The previous day had set the stage for this morning's move. Thursday had seen interest rates fall across the board, with the longer end of the curve declining more sharply than the shorter maturities—a steepening flattening that suggested shifting expectations about the path ahead. By afternoon, the shorter and medium-term rates had aligned with the long end, producing what traders call a "curve closure at level," a neutral technical setup heading into Friday.
Overseas, the picture remained unsettled. Stock index futures in New York were trading lower as the session began. The U.S. was set to release a slate of economic data—consumer spending and income figures, consumer confidence readings, and home sales—that could shift sentiment in either direction. Earnings reports from Chevron and Caterpillar were also on the calendar. And underneath it all, the volatility generated by speculative attacks on Wall Street stocks continued to create an undercurrent of caution in global markets. For Brazilian traders, the morning's calm in rates masked a market still searching for its footing.
Citações Notáveis
The deficit exceeded the median forecast but fell within the range of market estimates— Market consensus via Projeções Broadcast
A Conversa do Hearth Outra perspectiva sobre a história
Why did rates fall when there were reasons they should have risen?
The dollar's weakness was the dominant signal. When the dollar weakens against other emerging currencies, it typically pulls Brazilian rates lower because it reduces the relative attractiveness of real-denominated assets. The fiscal deficit was concerning, but it wasn't shocking—it fell within expectations. The market chose to follow the currency move rather than reprice risk.
So the fiscal deficit didn't matter?
It mattered.
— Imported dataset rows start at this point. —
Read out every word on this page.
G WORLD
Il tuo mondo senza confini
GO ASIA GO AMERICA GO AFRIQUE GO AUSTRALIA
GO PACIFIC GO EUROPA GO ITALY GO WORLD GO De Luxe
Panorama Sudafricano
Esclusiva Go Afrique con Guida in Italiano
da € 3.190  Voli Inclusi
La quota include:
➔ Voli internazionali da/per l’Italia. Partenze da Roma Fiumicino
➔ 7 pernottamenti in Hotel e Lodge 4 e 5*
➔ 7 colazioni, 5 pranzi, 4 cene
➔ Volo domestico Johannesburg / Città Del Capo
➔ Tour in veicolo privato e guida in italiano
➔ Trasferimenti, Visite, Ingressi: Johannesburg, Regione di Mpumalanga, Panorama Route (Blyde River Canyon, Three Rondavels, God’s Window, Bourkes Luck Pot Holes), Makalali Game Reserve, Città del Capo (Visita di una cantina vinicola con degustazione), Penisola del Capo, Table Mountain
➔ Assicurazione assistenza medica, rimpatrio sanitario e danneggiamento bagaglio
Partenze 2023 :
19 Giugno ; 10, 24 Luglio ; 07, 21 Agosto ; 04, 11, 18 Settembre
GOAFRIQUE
It's on the radar. But on this particular morning, the dollar's direction was louder. Markets are forward-looking machines. The deficit is already known; what traders are watching now is whether the government can stabilize the fiscal path and whether the pandemic will ease. The deficit is a weight, not a surprise.
What about the truckers and the political situation?
Those are wildcards. Truckers can disrupt inflation expectations overnight. The political jockeying over chamber and senate leadership creates uncertainty about what policies might actually get passed. They're not priced in yet because they're unpredictable. Markets hate uncertainty more than bad news.
The curve flattened yesterday and then closed at level. What does that tell you?
It tells you the market was uncertain about direction. When long rates fall faster than short rates, it suggests traders are worried about growth or expecting the central bank to stay accommodative. But then short rates caught up, which means conviction weakened. It's a market that hasn't made up its mind.
What happens next?
Watch the U.S. data and earnings. If American economic data surprises to the upside, the dollar could strengthen again, and Brazilian rates would likely rise. If it disappoints, the dollar stays weak and rates stay under pressure. The fiscal deficit will be a persistent headwind, but it won't move markets until there's a policy response or a new shock.